By James Myers
There are many odd and counterintuitive properties of the quantum universe, and more questions continue to arise about the smallest-scale realm of atoms and the tiniest units of energy. Negative time can now be added to the list of quantum curiosities that scientists are puzzling over.
When a beam of light travels through any physical material, the light particles travel more slowly between their entry and exit points than they would otherwise. This time difference is called a “group delay,” because the light’s energy excites the material’s atoms that provide resistance and change the light’s frequency. But in a 2022 experiment, scientists at the University of Toronto shot a beam of photons through a cloud of ultracold rubidium atoms and observed the light travelling faster than expected, even while the atoms were still excited.
The effect was as if the light particles, which are called photons and have no mass or resistance of their own, had excited the rubidium atoms even before entering the cloud. It was like a time reversal or negative time, where the photons exited before entering and lost none of their energy to the rubidium atoms.
Published in the journal PRX Quantum, scientists who conducted the 2022 experiment wrote, “As unexpected as ‘excitation without loss’ might be, even less intuitive is the implication that lost photons are scattered long before the spontaneous lifetime of the atom has elapsed.” They concluded, “These results cry out for a fully quantized theoretical treatment as well as further experiments varying the optical depth, bandwidth, and pulse shape in order to further elucidate the strange history of transmitted photons.”
When our experience of time is that cause always comes before effect, why did the order of time seem to be reversed in the quantum experiment?
After developing the scientific apparatus to conduct further experiments, in September 2024 the scientists, together with a theoretical physicist from Griffith University, published a paper entitled “Experimental evidence that a photon can spend a negative amount of time in an atom cloud.” The results of the latest tests “suggest that negative values taken by times such as the group delay have more physical significance than has generally been appreciated.”

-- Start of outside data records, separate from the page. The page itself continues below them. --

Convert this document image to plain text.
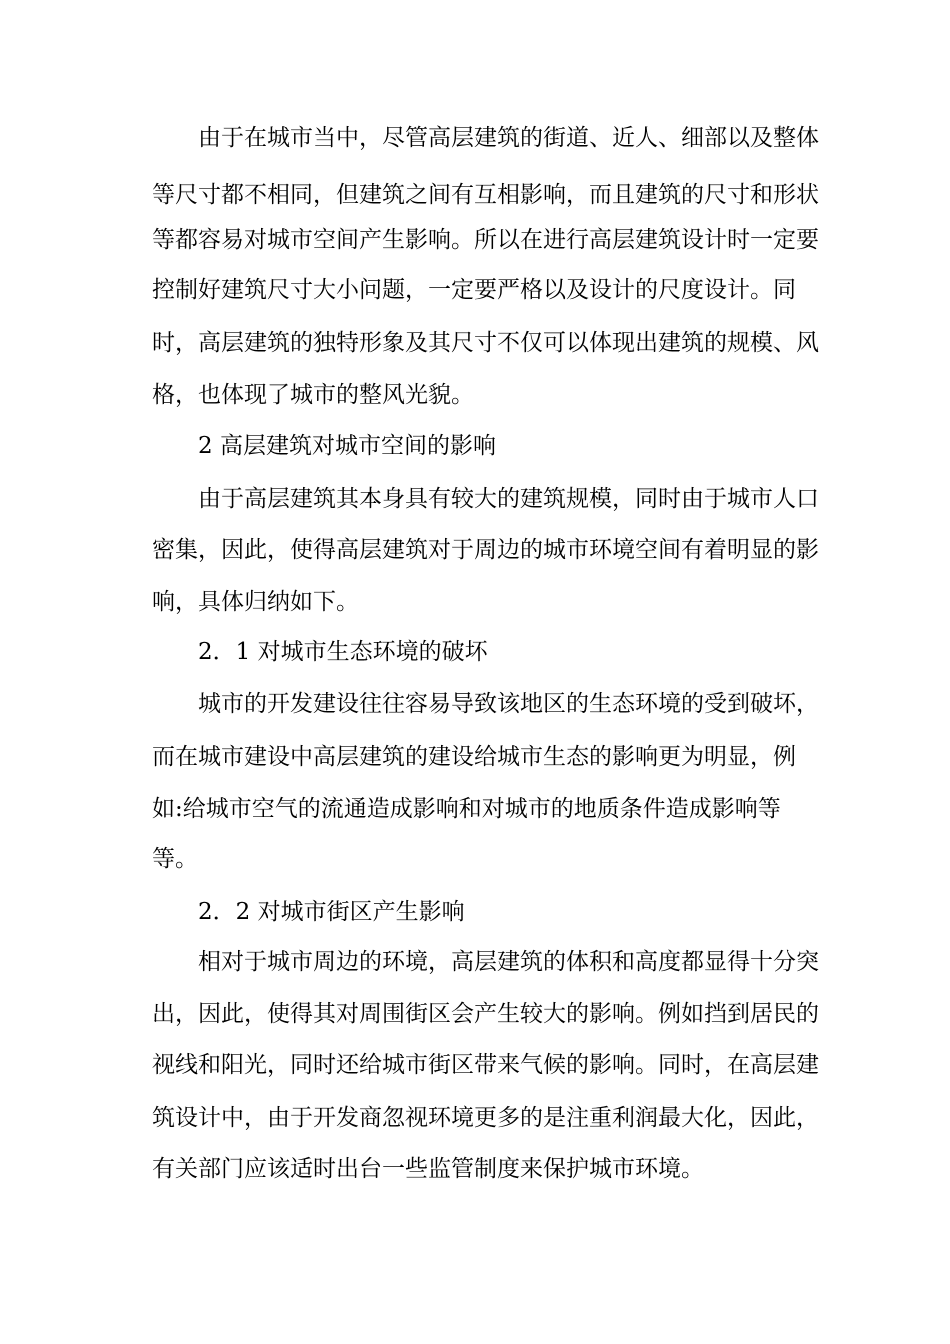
由于在城市当中，尽管高层建筑的街道、近人、细部以及整体
等尺寸都不相同，但建筑之间有互相影响，而且建筑的尺寸和形状
等都容易对城市空间产生影响。所以在进行高层建筑设计时一定要
控制好建筑尺寸大小问题，一定要严格以及设计的尺度设计。同
时，高层建筑的独特形象及其尺寸不仅可以体现出建筑的规模、风
格，也体现了城市的整风光貌。
2 高层建筑对城市空间的影响
由于高层建筑其本身具有较大的建筑规模，同时由于城市人口
密集，因此，使得高层建筑对于周边的城市环境空间有着明显的影
响，具体归纳如下。
2．1 对城市生态环境的破坏
城市的开发建设往往容易导致该地区的生态环境的受到破坏，
而在城市建设中高层建筑的建设给城市生态的影响更为明显，例
如:给城市空气的流通造成影响和对城市的地质条件造成影响等
等。
2．2 对城市街区产生影响
相对于城市周边的环境，高层建筑的体积和高度都显得十分突
出，因此，使得其对周围街区会产生较大的影响。例如挡到居民的
视线和阳光，同时还给城市街区带来气候的影响。同时，在高层建
筑设计中，由于开发商忽视环境更多的是注重利润最大化，因此，
有关部门应该适时出台一些监管制度来保护城市环境。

The recent experiment produced two surprising results when the photons passed through the cloud of rubidium atoms. One was that sometimes, but not always, when the atoms were excited by the energy of the photons, the photons themselves were unaffected, as if none of their energy had been absorbed by the atoms.
The other surprise was that when the photons did lose energy to the atoms, they exited the cloud faster than expected, even while the atoms remained excited.
The surprising results overturn long-held ideas of time sequences in physical actions. If the transfer of energy from light is the cause of the rubidium atoms’ excitement, why were the photons of light unaffected (in the present) by the energy transfer (that occurred the past)? The normal sequence of cause and effect also seems to have been overturned when the light’s energy left the cloud, but the rubidium atoms remained excited – an effect seemingly without a cause.
As one of the scientists, Josiah Sinclair, explained to Scientific American, “A negative time delay may seem paradoxical, but what it means is that if you built a ‘quantum’ clock to measure how much time atoms are spending in the excited state, the clock hand would, under certain circumstances, move backward rather than forward.”
Normally, the group delay of photons and the material they’re passing through is positive, meaning that light slows down when it interacts with the atoms. However, the recent experiment demonstrated that when the light’s energy is tuned to frequencies close to those at which the atoms naturally resonate with one another, the group delay becomes negative and the correlation in the group delay is lost.
The reasons for this result when light and atomic frequencies are harmonized is the subject of much scientific interest.
The scientists observed that the time spent by the photons as atomic excitations was directly related to the group delay. This suggests that even though photons have no mass or resistance of their own, the light’s action might be a consequence of the physical process as much as the physical process is the consequence of the energy of the light’s photons. What comes first in this physical sequence: are the photons the cause or are the physical atoms the cause?
What are the potential consequences of the experimental observations?
The Quantum Insider reports that, “Although the study doesn’t directly address quantum computing, the findings could have implications for improving quantum memory and communication systems by enhancing the control of photon-atom interactions.”
Major advances are being made in the quest to develop a fully-functional quantum computer and practical applications for which the machine’s speed and accuracy will far surpass today’s most powerful computers. Difficulties persist, however, in controlling quantum circuits and maintaining their connections, due to interference caused by energy from the external environment and the interactions of atoms that carry the quantum signals.
Improved control of quantum signals and the photons of light in which they are stored suggests a potential to overcome the connection problems that plague quantum circuitry. However, the scientists are conducting further tests on negative time to eliminate other possible causes of the curious phenomenon and the results might contribute to an understanding of how negative time could be practically applied to quantum computing.
While the experiments might not upend our understanding of time as we experience it, they raise fundamental questions about differences in quantum time at the smallest scale of the universe. It’s important to note, however, that the photons used in the experiment did not carry information and therefore did not violate Einstein’s theory of general relativity which states that the speed of light is the maximum at which information can be transmitted.
Regardless, could better knowledge of energy at its smallest scale lead to important discoveries at the largest scales? As time releases its secrets to science, perhaps only time will tell the answer to this question.